Inside the Jackie Gleason, the interview is stifled by the proximity of the publicist, bodyguard, and homies number one, two, and three. "You wanna go up there?" he asks, pointing to the mezzanine, amused by my discomfort.

Benzino fends off the publicist, who got up to follow us: "It's okay, man, I got this."

But the bodyguard would not stay behind.

Upstairs I ask him about the spooky three-fingered hand covered in multicolored diamonds that hangs from his neck. "It's to symbolize three, like the Adidas stripes," he tells me, pointing toward the three-finger backdrop for his performance behind a Benzino stand-in who is running around onstage MCing his name. "It represents Boston hip-hop," he schools me. "We only rock Adidas. It's like a trademark."

Benzino always has home on his mind, waxing autobiographical in his rhymes. In a tease at the beginning of the video for his single "Bang Ta Dis," currently scoring heavy airplay in NYC, Benzino boasts sleepily: "I had all the money, the cars, women. My team done been established. We done went from hood to hood. Done seen it, done it all." Then he adds ominously: "Let me tell you something. This is my story. I live this."

A dark, thumping bass line kicks in with an eerie violin floating up top. Banging to the song from the What's the Worst That Can Happen? soundtrack, the video shows clips of the film starring Martin Lawrence. The theme is the same as always: ice, wheels, steamy lesbian fantasies, and battles over which rapper's got the biggest cock -- or "Glock," whatever.
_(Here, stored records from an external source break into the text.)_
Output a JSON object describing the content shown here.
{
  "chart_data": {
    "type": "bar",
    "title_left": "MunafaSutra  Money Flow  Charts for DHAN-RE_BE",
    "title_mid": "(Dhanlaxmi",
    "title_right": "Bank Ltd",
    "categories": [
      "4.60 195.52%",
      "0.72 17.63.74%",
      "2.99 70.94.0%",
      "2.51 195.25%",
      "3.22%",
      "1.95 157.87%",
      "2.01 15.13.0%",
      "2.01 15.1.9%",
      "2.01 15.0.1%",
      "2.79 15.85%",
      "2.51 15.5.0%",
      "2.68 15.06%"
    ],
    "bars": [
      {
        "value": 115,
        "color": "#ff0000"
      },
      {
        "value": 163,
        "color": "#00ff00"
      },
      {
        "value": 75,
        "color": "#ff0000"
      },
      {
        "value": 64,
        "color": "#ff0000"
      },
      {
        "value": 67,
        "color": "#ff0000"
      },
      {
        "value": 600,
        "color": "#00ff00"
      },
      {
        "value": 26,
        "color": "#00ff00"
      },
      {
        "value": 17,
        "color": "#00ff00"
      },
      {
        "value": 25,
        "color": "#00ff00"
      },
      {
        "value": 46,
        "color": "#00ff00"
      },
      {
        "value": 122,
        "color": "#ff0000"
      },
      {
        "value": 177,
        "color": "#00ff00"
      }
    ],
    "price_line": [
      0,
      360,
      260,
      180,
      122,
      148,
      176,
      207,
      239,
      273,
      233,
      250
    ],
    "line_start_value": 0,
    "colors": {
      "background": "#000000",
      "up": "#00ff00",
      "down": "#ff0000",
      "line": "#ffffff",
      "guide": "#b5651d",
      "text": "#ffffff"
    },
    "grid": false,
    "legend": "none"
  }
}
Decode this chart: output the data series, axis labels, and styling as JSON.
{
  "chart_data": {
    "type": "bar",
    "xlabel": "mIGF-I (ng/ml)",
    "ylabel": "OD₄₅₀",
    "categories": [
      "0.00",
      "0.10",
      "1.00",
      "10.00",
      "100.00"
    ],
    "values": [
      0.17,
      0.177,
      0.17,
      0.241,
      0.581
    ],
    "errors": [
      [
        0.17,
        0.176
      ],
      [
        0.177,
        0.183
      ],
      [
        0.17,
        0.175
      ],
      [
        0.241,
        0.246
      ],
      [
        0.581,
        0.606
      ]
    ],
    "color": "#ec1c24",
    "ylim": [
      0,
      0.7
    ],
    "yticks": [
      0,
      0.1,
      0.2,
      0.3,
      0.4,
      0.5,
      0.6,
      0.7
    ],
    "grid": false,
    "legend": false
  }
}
The shower scene might not make it to MTV. Then again Raydog has never been about good clean family fun.

Despite his thuggishness, Benzino's tracks have an old-school sound based on oddball samples. "I like rockin' on dark beats and bass lines," he explains. "I brought some violin students from the [Boston] Conservatory and sampled some riffs. My dream is to work with an orchestra."

The classical treatment of hardcore rhymes is emblematic of the artist himself. The harsher element hides everything else.

In fact Benzino even seemed surprised to be asked about his music.

"Wow," he says after a pause. "I wasn't prepared for an artistic question. Usually you all just want to know about the violence." I wonder why.